Wij kunnen zonder al te veel schroom vaststellen dat een en ander zijn eerstmaals zo succesvolle kunstenaarsloopbaan weinig goed heeft gedaan. Ernstig bezwaard door nare schulden, alsmede de zorg voor de kleine Titus, maakt Rembrandt drie moeilijke jaren door.
Hier nu behoort in werkelijkheid Geertje Dircx aan bod te komen, zij is er die jaren geweest, vervulde een rol vergelijkbaar met die van Hendrickje, maar zal verder in deze kleine beschouwing geen rol spelen; zij was een op geld beluste, in de ogen schrijver dezes althans, en nare vrouw, die Rembrandt nog veel latere narigheid heeft bezorgd en bovendien gaat het hier om niemand minder dan de heldin van dit epistel: Hendrickje Stoffels.
‘De oude weduwnaar’, zoals Rembrandt zichzelf betitelde, wordt letterlijk en figuurlijk gered door Hendrickje Stoffels. Hendrickje is een beslist niet mooie, maar zeker stevige jonge vrouw, drie en twintig jaren jong, ongeletterd en in ruime mate voorzien van, zeker voor een schilder, aantrekkelijke vormen. In het jaar zestien honderd en zeven veertig is zij als dienstmeisje bij Rembrandt in dienst gekomen. Echter in de nieuw ontstane situatie wordt het snel duidelijk dat Hendrickje over vele andere uitzonderlijke kwaliteiten blijkt te beschikken.
Onder het dak van Rembrandt zijn prachtige huis aan de destijds St Antoniebreestraat, nu Jodenbreestraat, vervult Hendrickje vele rollen, die zij alle met volle overtuiging vervult. Zij is huishoudster, kinderverzorgster voor de ziekelijke, zwakke en tere Titus, toegewijd minnares van haar werkgever ‘De oude weduwnaar’, aanminnig moeder voor hun dochter Cornelia, beheerster en redster van al zijn zakelijke aangelegenheden en, niet de minst belangrijke van al haar rollen, het gedenkwaardige en onvergetelijke model voor enkele van Rembrandt zijn meest briljante schilderijen zoals daar zijn: Badende vrouw, Meisje voor het raam en Batsheba.
Het moge een schande heten dat Rembrandt nooit met Hendrickje heeft kunnen of willen trouwen.
Desondanks blijft Hendrickje Stoffels Rembrandt trouw, zelfs nadat zij, aangezien de burgemeester van Amsterdam, Cornelis Jan Witsen, zijn lening aan Rembrandt terugeist, waarop Rembrandt zich failliet laat verklaren, het prachtige huis moeten veilen.

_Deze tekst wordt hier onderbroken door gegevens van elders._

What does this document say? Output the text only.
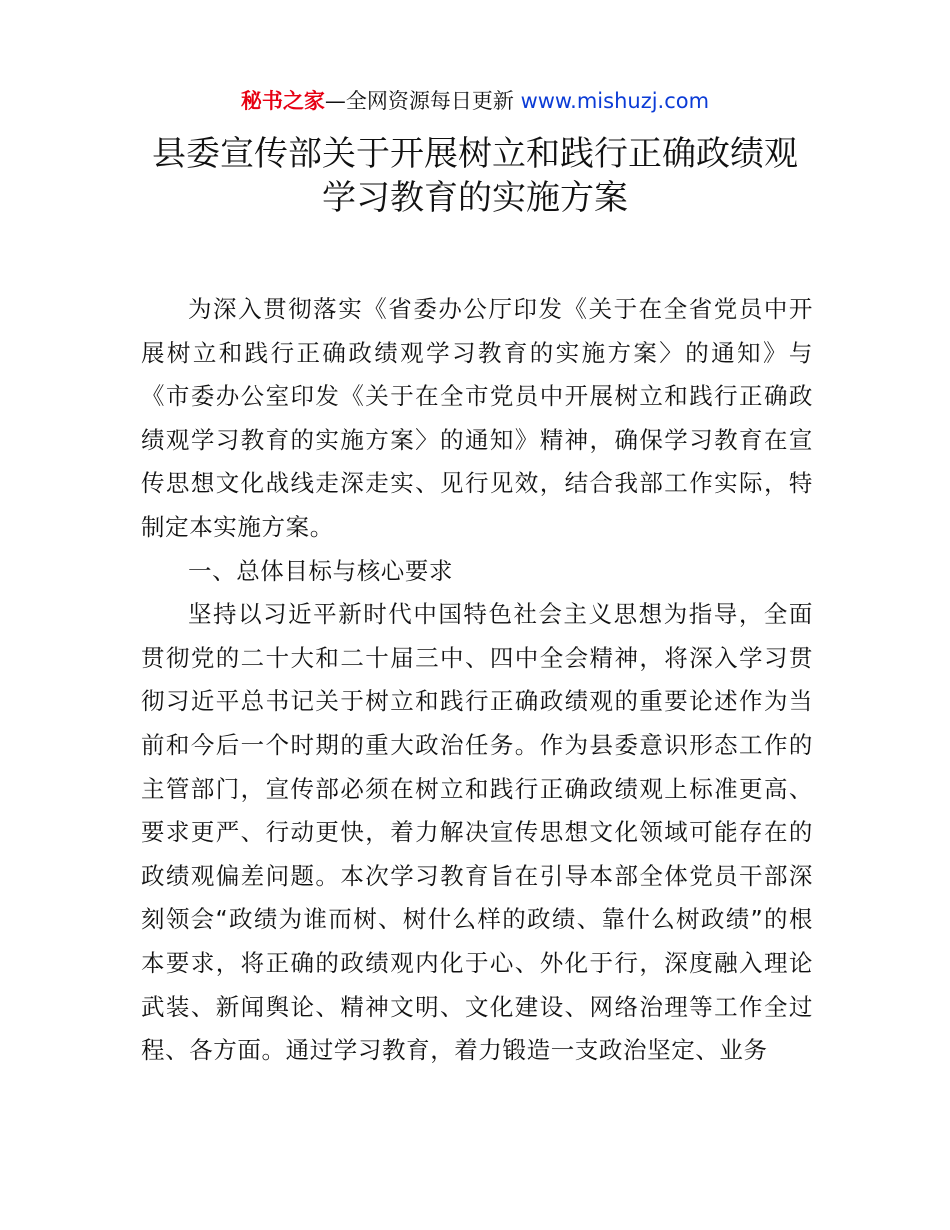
秘书之家—全网资源每日更新 www.mishuzj.com
县委宣传部关于开展树立和践行正确政绩观
学习教育的实施方案

为深入贯彻落实《省委办公厅印发《关于在全省党员中开展树立和践行正确政绩观学习教育的实施方案〉的通知》与《市委办公室印发《关于在全市党员中开展树立和践行正确政绩观学习教育的实施方案〉的通知》精神，确保学习教育在宣传思想文化战线走深走实、见行见效，结合我部工作实际，特制定本实施方案。

一、总体目标与核心要求

坚持以习近平新时代中国特色社会主义思想为指导，全面贯彻党的二十大和二十届三中、四中全会精神，将深入学习贯彻习近平总书记关于树立和践行正确政绩观的重要论述作为当前和今后一个时期的重大政治任务。作为县委意识形态工作的主管部门，宣传部必须在树立和践行正确政绩观上标准更高、要求更严、行动更快，着力解决宣传思想文化领域可能存在的政绩观偏差问题。本次学习教育旨在引导本部全体党员干部深刻领会“政绩为谁而树、树什么样的政绩、靠什么树政绩”的根本要求，将正确的政绩观内化于心、外化于行，深度融入理论武装、新闻舆论、精神文明、文化建设、网络治理等工作全过程、各方面。通过学习教育，着力锻造一支政治坚定、业务
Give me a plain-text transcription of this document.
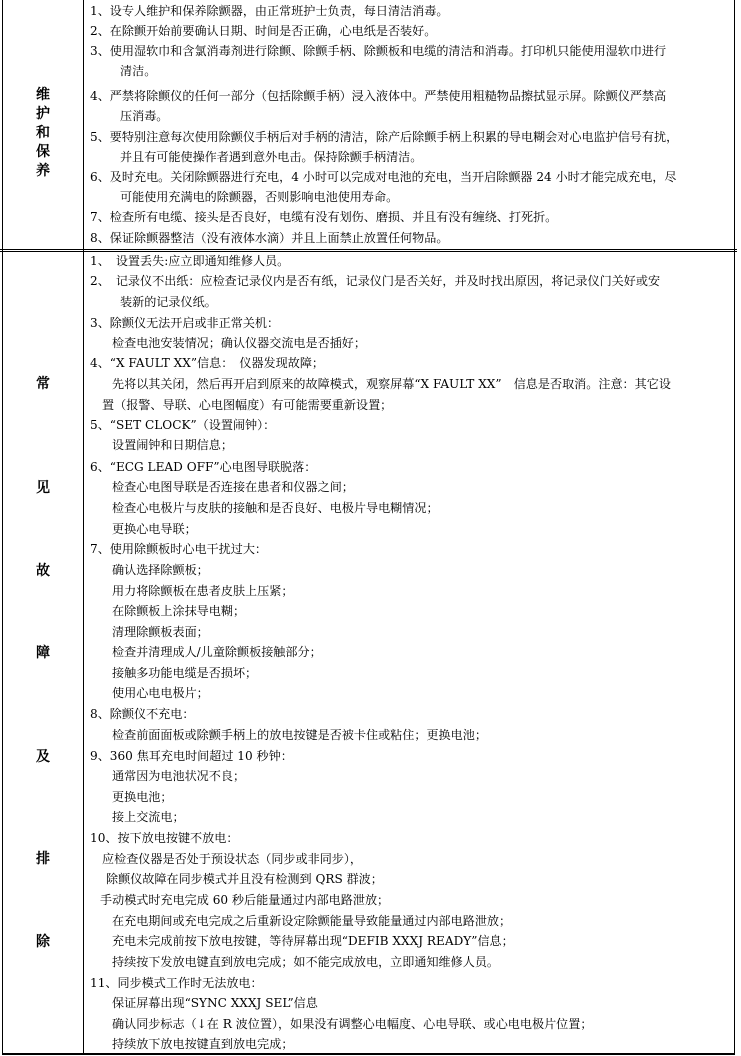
维
护
和
保
养
1、设专人维护和保养除颤器，由正常班护士负责，每日清洁消毒。
2、在除颤开始前要确认日期、时间是否正确，心电纸是否装好。
3、使用湿软巾和含氯消毒剂进行除颤、除颤手柄、除颤板和电缆的清洁和消毒。打印机只能使用湿软巾进行
清洁。
4、严禁将除颤仪的任何一部分（包括除颤手柄）浸入液体中。严禁使用粗糙物品擦拭显示屏。除颤仪严禁高
压消毒。
5、要特别注意每次使用除颤仪手柄后对手柄的清洁，除产后除颤手柄上积累的导电糊会对心电监护信号有扰，
并且有可能使操作者遇到意外电击。保持除颤手柄清洁。
6、及时充电。关闭除颤器进行充电，4 小时可以完成对电池的充电，当开启除颤器 24 小时才能完成充电，尽
可能使用充满电的除颤器，否则影响电池使用寿命。
7、检查所有电缆、接头是否良好，电缆有没有划伤、磨损、并且有没有缠绕、打死折。
8、保证除颤器整洁（没有液体水滴）并且上面禁止放置任何物品。
常
见
故
障
及
排
除
1、　设置丢失:应立即通知维修人员。
2、　记录仪不出纸：应检查记录仪内是否有纸，记录仪门是否关好，并及时找出原因，将记录仪门关好或安
装新的记录仪纸。
3、除颤仪无法开启或非正常关机：
检查电池安装情况；确认仪器交流电是否插好；
4、“X FAULT XX”信息：　仪器发现故障；
先将以其关闭，然后再开启到原来的故障模式，观察屏幕“X FAULT XX”　信息是否取消。注意：其它设
置（报警、导联、心电图幅度）有可能需要重新设置；
5、“SET CLOCK”（设置闹钟）：
设置闹钟和日期信息；
6、“ECG LEAD OFF”心电图导联脱落：
检查心电图导联是否连接在患者和仪器之间；
检查心电极片与皮肤的接触和是否良好、电极片导电糊情况；
更换心电导联；
7、使用除颤板时心电干扰过大：
确认选择除颤板；
用力将除颤板在患者皮肤上压紧；
在除颤板上涂抹导电糊；
清理除颤板表面；
检查并清理成人/儿童除颤板接触部分；
接触多功能电缆是否损坏；
使用心电电极片；
8、除颤仪不充电：
检查前面面板或除颤手柄上的放电按键是否被卡住或粘住；更换电池；
9、360 焦耳充电时间超过 10 秒钟：
通常因为电池状况不良；
更换电池；
接上交流电；
10、按下放电按键不放电：
应检查仪器是否处于预设状态（同步或非同步），
除颤仪故障在同步模式并且没有检测到 QRS 群波；
手动模式时充电完成 60 秒后能量通过内部电路泄放；
在充电期间或充电完成之后重新设定除颤能量导致能量通过内部电路泄放；
充电未完成前按下放电按键，等待屏幕出现“DEFIB XXXJ READY”信息；
持续按下发放电键直到放电完成；如不能完成放电，立即通知维修人员。
11、同步模式工作时无法放电：
保证屏幕出现“SYNC XXXJ SEL”信息
确认同步标志（↓在 R 波位置），如果没有调整心电幅度、心电导联、或心电电极片位置；
持续放下放电按键直到放电完成；
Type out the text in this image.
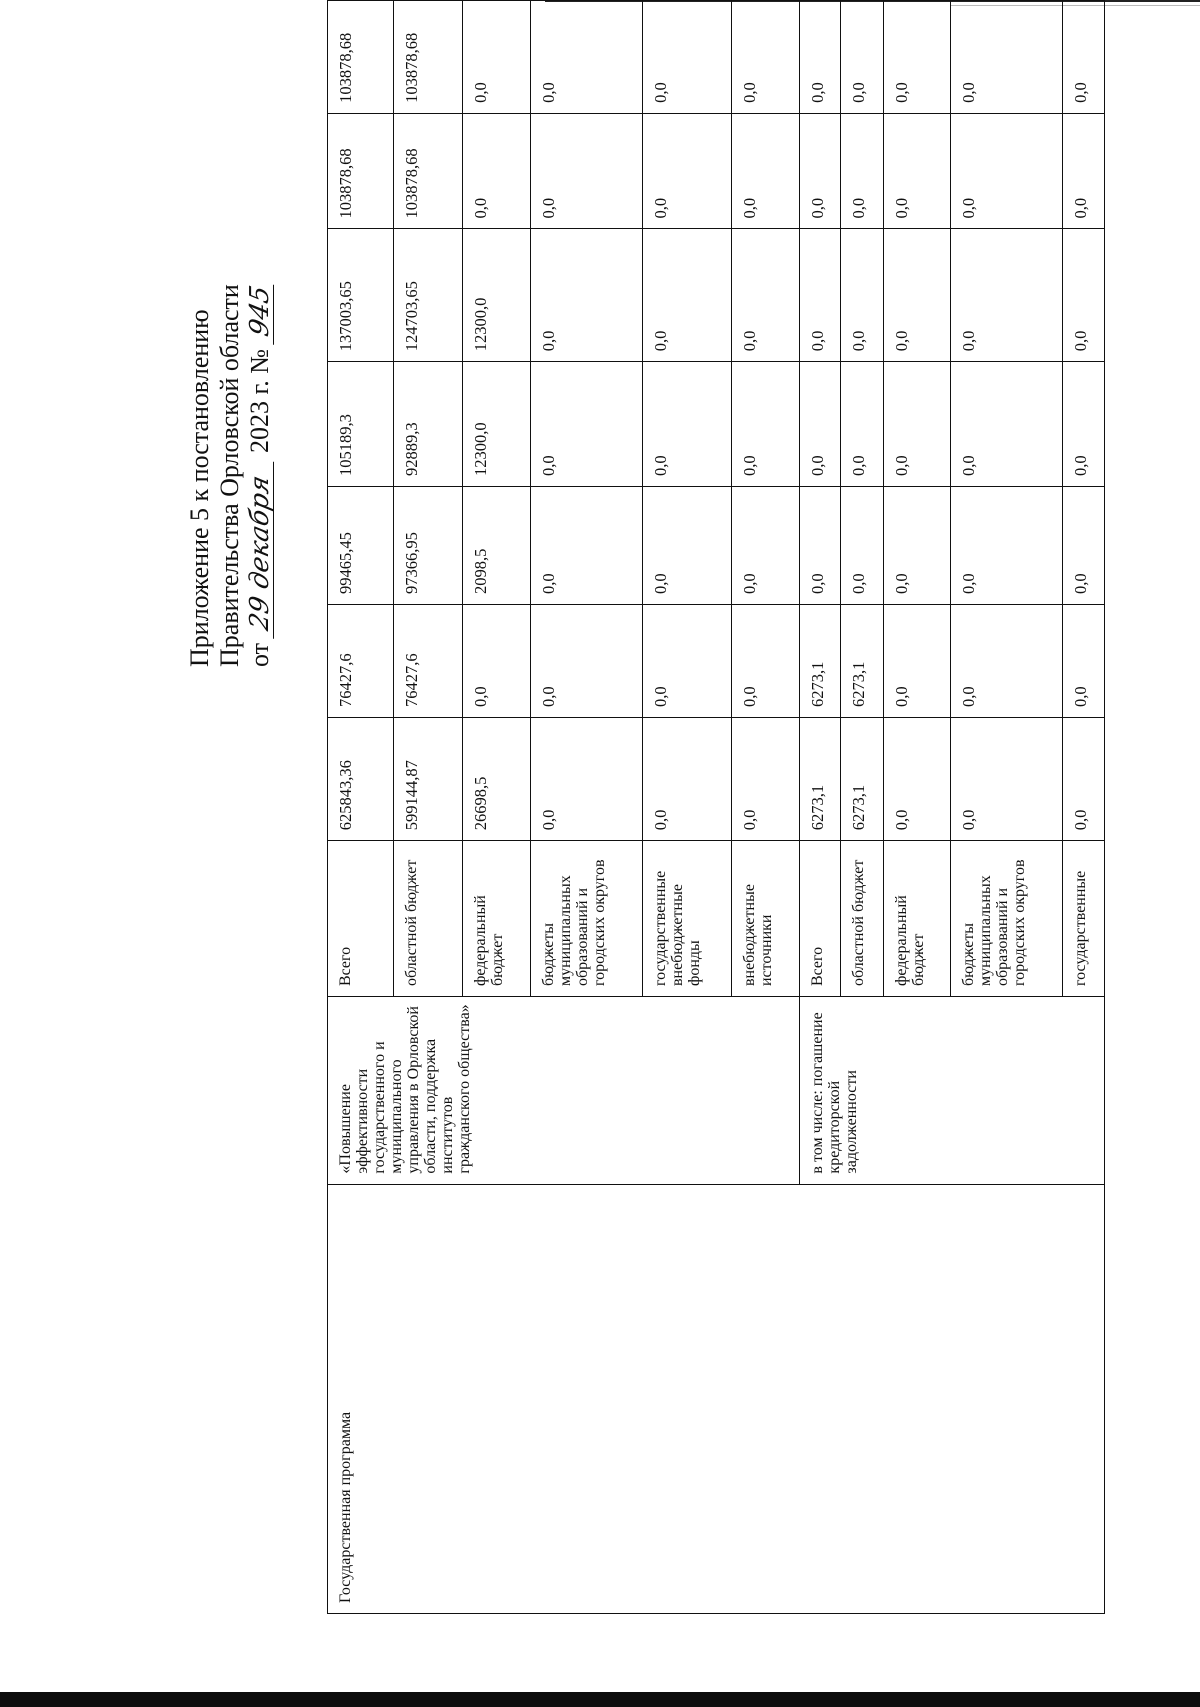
Приложение 5 к постановлению Правительства Орловской области от 29 декабря 2023 г. № 945
Государственная программа	«Повышение эффективности государственного и муниципального управления в Орловской области, поддержка институтов гражданского общества»	Всего	625843,36	76427,6	99465,45	105189,3	137003,65	103878,68	103878,68
		областной бюджет	599144,87	76427,6	97366,95	92889,3	124703,65	103878,68	103878,68
		федеральный бюджет	26698,5	0,0	2098,5	12300,0	12300,0	0,0	0,0
		бюджеты муниципальных образований и городских округов	0,0	0,0	0,0	0,0	0,0	0,0	0,0
		государственные внебюджетные фонды	0,0	0,0	0,0	0,0	0,0	0,0	0,0
		внебюджетные источники	0,0	0,0	0,0	0,0	0,0	0,0	0,0
	в том числе: погашение кредиторской задолженности	Всего	6273,1	6273,1	0,0	0,0	0,0	0,0	0,0
		областной бюджет	6273,1	6273,1	0,0	0,0	0,0	0,0	0,0
		федеральный бюджет	0,0	0,0	0,0	0,0	0,0	0,0	0,0
		бюджеты муниципальных образований и городских округов	0,0	0,0	0,0	0,0	0,0	0,0	0,0
		государственные	0,0	0,0	0,0	0,0	0,0	0,0	0,0
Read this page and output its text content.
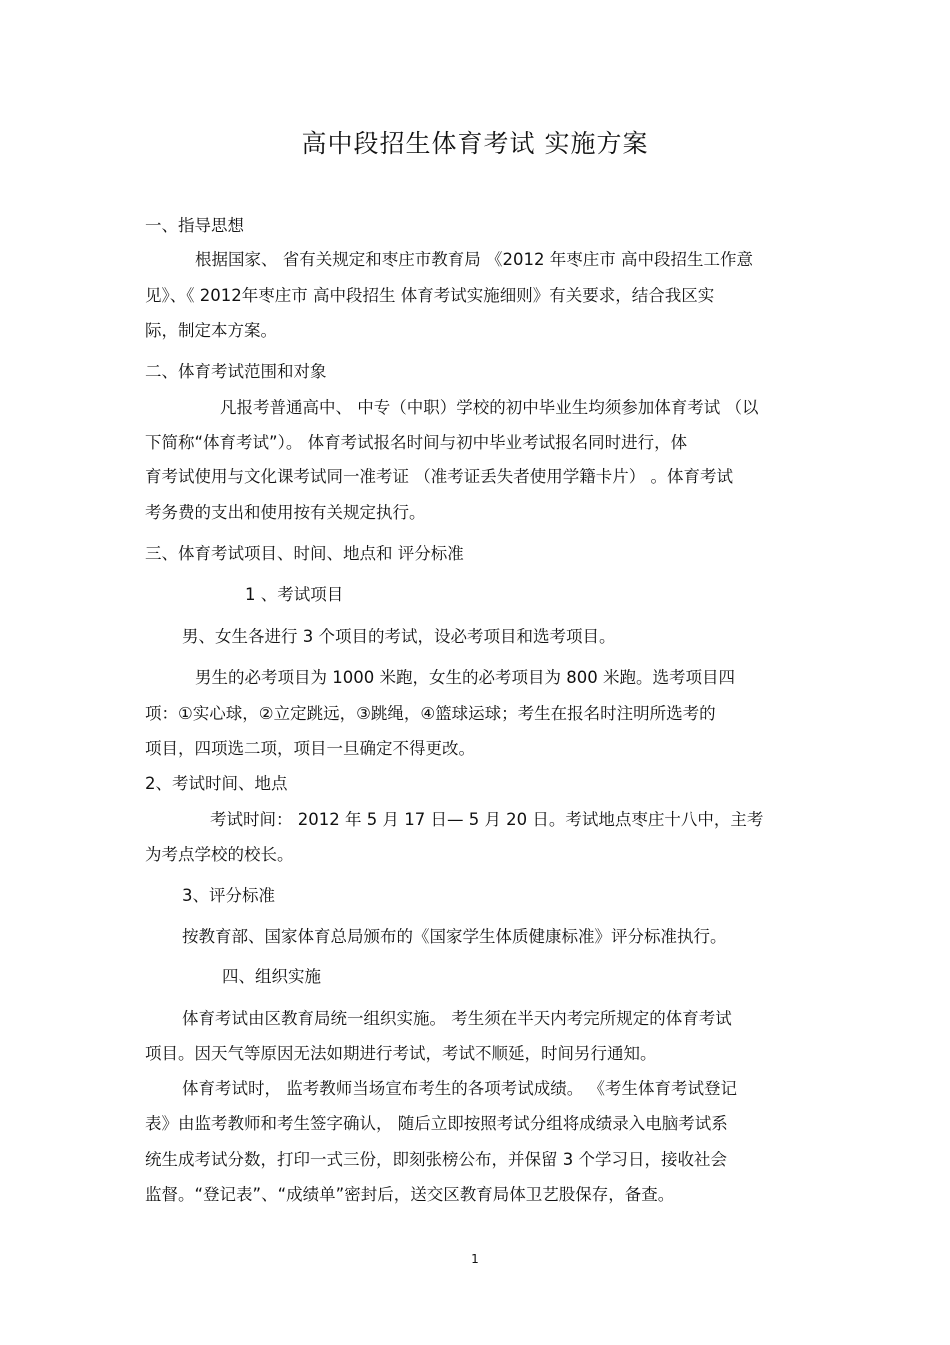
高中段招生体育考试 实施方案

一、指导思想

根据国家、 省有关规定和枣庄市教育局 《2012 年枣庄市 高中段招生工作意

见》、《 2012年枣庄市 高中段招生 体育考试实施细则》有关要求，结合我区实

际，制定本方案。

二、体育考试范围和对象

凡报考普通高中、 中专（中职）学校的初中毕业生均须参加体育考试 （以

下简称“体育考试”）。 体育考试报名时间与初中毕业考试报名同时进行，体

育考试使用与文化课考试同一准考证 （准考证丢失者使用学籍卡片） 。体育考试

考务费的支出和使用按有关规定执行。

三、体育考试项目、时间、地点和 评分标准

1 、考试项目

男、女生各进行 3 个项目的考试，设必考项目和选考项目。

男生的必考项目为 1000 米跑，女生的必考项目为 800 米跑。选考项目四

项：①实心球，②立定跳远，③跳绳，④篮球运球；考生在报名时注明所选考的

项目，四项选二项，项目一旦确定不得更改。

2、考试时间、地点

考试时间： 2012 年 5 月 17 日— 5 月 20 日。考试地点枣庄十八中，主考

为考点学校的校长。

3、评分标准

按教育部、国家体育总局颁布的《国家学生体质健康标准》评分标准执行。

四、组织实施

体育考试由区教育局统一组织实施。 考生须在半天内考完所规定的体育考试

项目。因天气等原因无法如期进行考试，考试不顺延，时间另行通知。

体育考试时， 监考教师当场宣布考生的各项考试成绩。 《考生体育考试登记

表》由监考教师和考生签字确认， 随后立即按照考试分组将成绩录入电脑考试系

统生成考试分数，打印一式三份，即刻张榜公布，并保留 3 个学习日，接收社会

监督。“登记表”、“成绩单”密封后，送交区教育局体卫艺股保存，备查。

1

Jaren en jaren heeft Rembrandt boven zijn stand geleefd, veiling na veiling stroopte hij af op jacht naar exotische voorwerpen, dure kleding en allerhande snuisterijen. Het huis gaat drie keer onder de hamer eerdat het is verkocht. De veiling levert elfduizend hulden op, Rembrandt heeft het voor dertienduizend gekocht en slechts drieduizend afbetaald. Aldus blijven de schulden bestaan. Rembrandt had het huis, ware hij niet zo kunstgulzig geweest, makkelijke kunnen kopen. Het gezin verhuist naar de bescheidener Rozengracht.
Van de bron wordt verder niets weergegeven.